Bouyer’s analysis of the spread of the revolution in the Church – which I certainly disagree with in detail, and which reeks of Gallicanism – is I think correct in the fact that Vatican I and the definition of papal infallibility had perhaps resulted in an imbalance in the Church, with excessive obeisance towards the Holy See and, even more, a sort of deference that saw the Holy See as the only possible solution to all problems facing the Church.  As such, bishops and even priests began to lapse in their roles as guardians of the Truth, always expecting Rome to be that guardian.  Already by the 1940s bishops and heads of religious orders were tolerating a great deal of “dissent” and abuse (if not encouraging or taking part in it themselves, especially in Europe), sure in their minds that so long as Rome did not condemn whatever was going on, it must be OK.  Unfortunately for the Church and billions of souls, there has not been a pontiff of the vigilance and doctrinal certainty of a Pius X or Gregory XVI for a century or so now.

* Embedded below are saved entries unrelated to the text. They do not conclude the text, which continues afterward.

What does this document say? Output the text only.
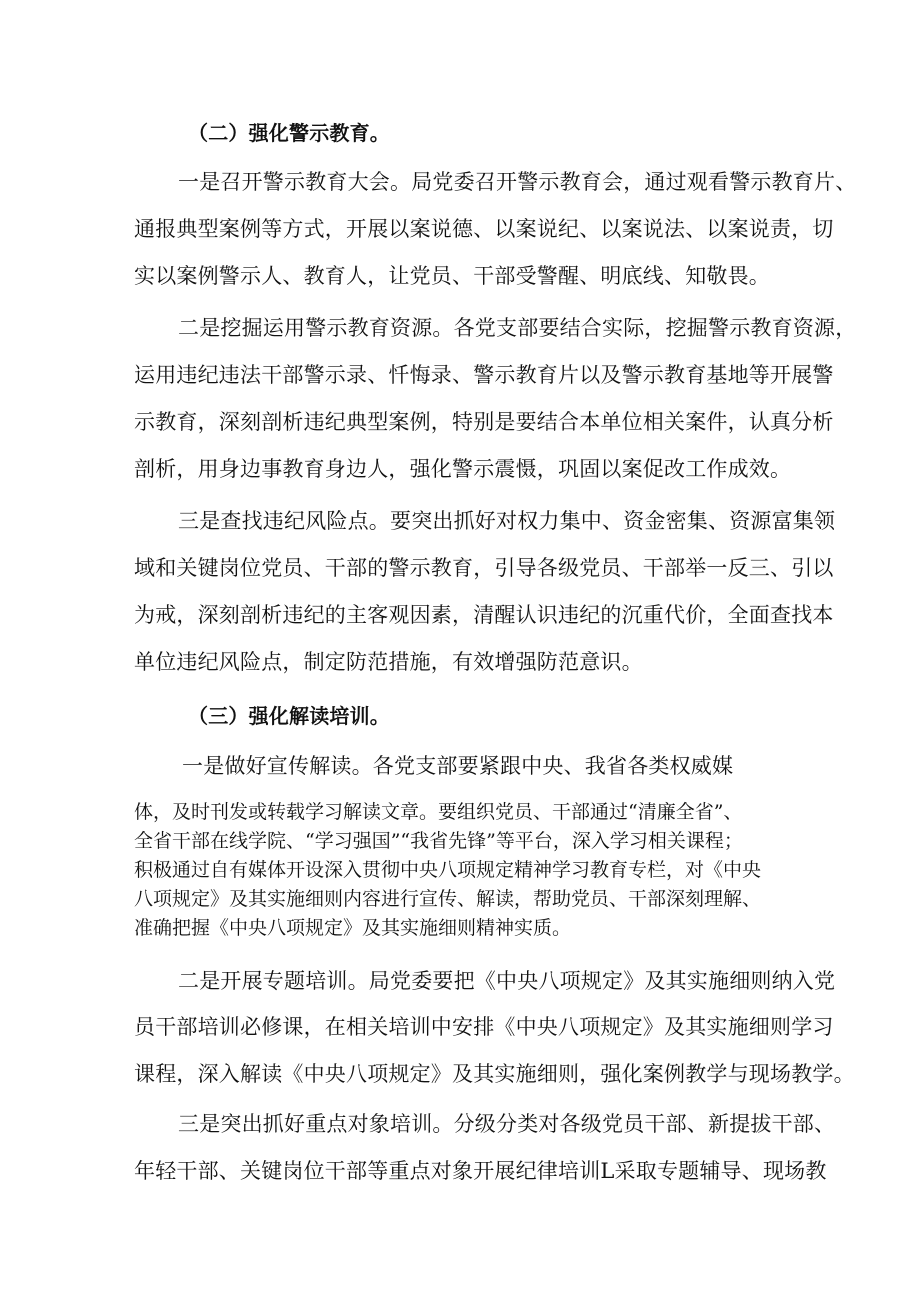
（二）强化警示教育。
一是召开警示教育大会。局党委召开警示教育会，通过观看警示教育片、
通报典型案例等方式，开展以案说德、以案说纪、以案说法、以案说责，切
实以案例警示人、教育人，让党员、干部受警醒、明底线、知敬畏。
二是挖掘运用警示教育资源。各党支部要结合实际，挖掘警示教育资源，
运用违纪违法干部警示录、忏悔录、警示教育片以及警示教育基地等开展警
示教育，深刻剖析违纪典型案例，特别是要结合本单位相关案件，认真分析
剖析，用身边事教育身边人，强化警示震慑，巩固以案促改工作成效。
三是查找违纪风险点。要突出抓好对权力集中、资金密集、资源富集领
域和关键岗位党员、干部的警示教育，引导各级党员、干部举一反三、引以
为戒，深刻剖析违纪的主客观因素，清醒认识违纪的沉重代价，全面查找本
单位违纪风险点，制定防范措施，有效增强防范意识。
（三）强化解读培训。
一是做好宣传解读。各党支部要紧跟中央、我省各类权威媒
体，及时刊发或转载学习解读文章。要组织党员、干部通过“清廉全省”、
全省干部在线学院、“学习强国”“我省先锋”等平台，深入学习相关课程；
积极通过自有媒体开设深入贯彻中央八项规定精神学习教育专栏，对《中央
八项规定》及其实施细则内容进行宣传、解读，帮助党员、干部深刻理解、
准确把握《中央八项规定》及其实施细则精神实质。
二是开展专题培训。局党委要把《中央八项规定》及其实施细则纳入党
员干部培训必修课，在相关培训中安排《中央八项规定》及其实施细则学习
课程，深入解读《中央八项规定》及其实施细则，强化案例教学与现场教学。
三是突出抓好重点对象培训。分级分类对各级党员干部、新提拔干部、
年轻干部、关键岗位干部等重点对象开展纪律培训L采取专题辅导、现场教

After Vatican II, when obedience shifted from the greatest virtue to a sad joke, the floodgates were open and generations of inactivity from the episcopate laid the groundwork for their – it must be said – pathetic response to the revolution in their midst (Bouyer does make another valid point – after VII the Church saw the spectacle of numerous pontiffs who had been the most stringently orthodox suddenly, faced with what I guess they thought was a real change in orientation in the Church, become fervent progressives. They did that because that’s the signal they picked up from Rome, rightly or wrongly, so that the imbalance in the Church of hypermontanism is double).  I have long thought that an excessive hyper-montanism played a role in the sudden and shocking collapse of every possible measure of Church life after Vatican II – when “collegiality” attempted to return some authority to the bishops, they were conditioned by the previous decades of relative inactivity to be quite unable to handle their responsibility.  Matters spun out of control in a matter of months, with the near total breakdown of ecclesiastical authority (only, it seems, exercised on those rare faithful victims whom that authority knows will respond), and that authority hasn’t even really begun a right restoration even to this day.

I hope this is not all obvious and a frightful bore.  It has always seemed somewhat inexplicable to me that men who professed such orthodoxy when they saw that as the reigning paradigm in the Church could, almost overnight, suddenly profess something radically different.  I’m sure many of these were perhaps charlatans during the “orthodox period” but I can’t believe that was most or all. They were obviously creatures of convenience chosen more for their administrative and fundraising capabilities than their stalwart orthodoxy, but I’ve always thought there had to be more to it than politicians in Roman collar bending with the wind. Why did so few rise up to defend the Faith?  Why did so many quite willingly sell their birthright for a mess of progressive pottage?  Why did so few take up the torch for the 2000 year old Faith that had been entrusted to them as the world’s most precious treasure?

Lack of vigilance.  Lack of faith. Convenience.  Conditioning.  And a firm belief that the Holy See, even in a “prudential Council,” could do no wrong?


1. camper - July 7, 2015

In America, two reasons:

1. Democracy
2. Protestantism

H-town - July 7, 2015

John C. Murray,SJ

camper - July 8, 2015

I’ve heard the name, but I promise that he never would have been as leftist and influential as he was without democracy. As Plato, Aristotle, Wellington, and even Marx all affirmed, democracy is the road to tyranny.

2. H-town - July 7, 2015

Interesting analysis. Bottom line: satan never sleeps. Thanks for the link to Dom Gueranger’s Liturgical Year.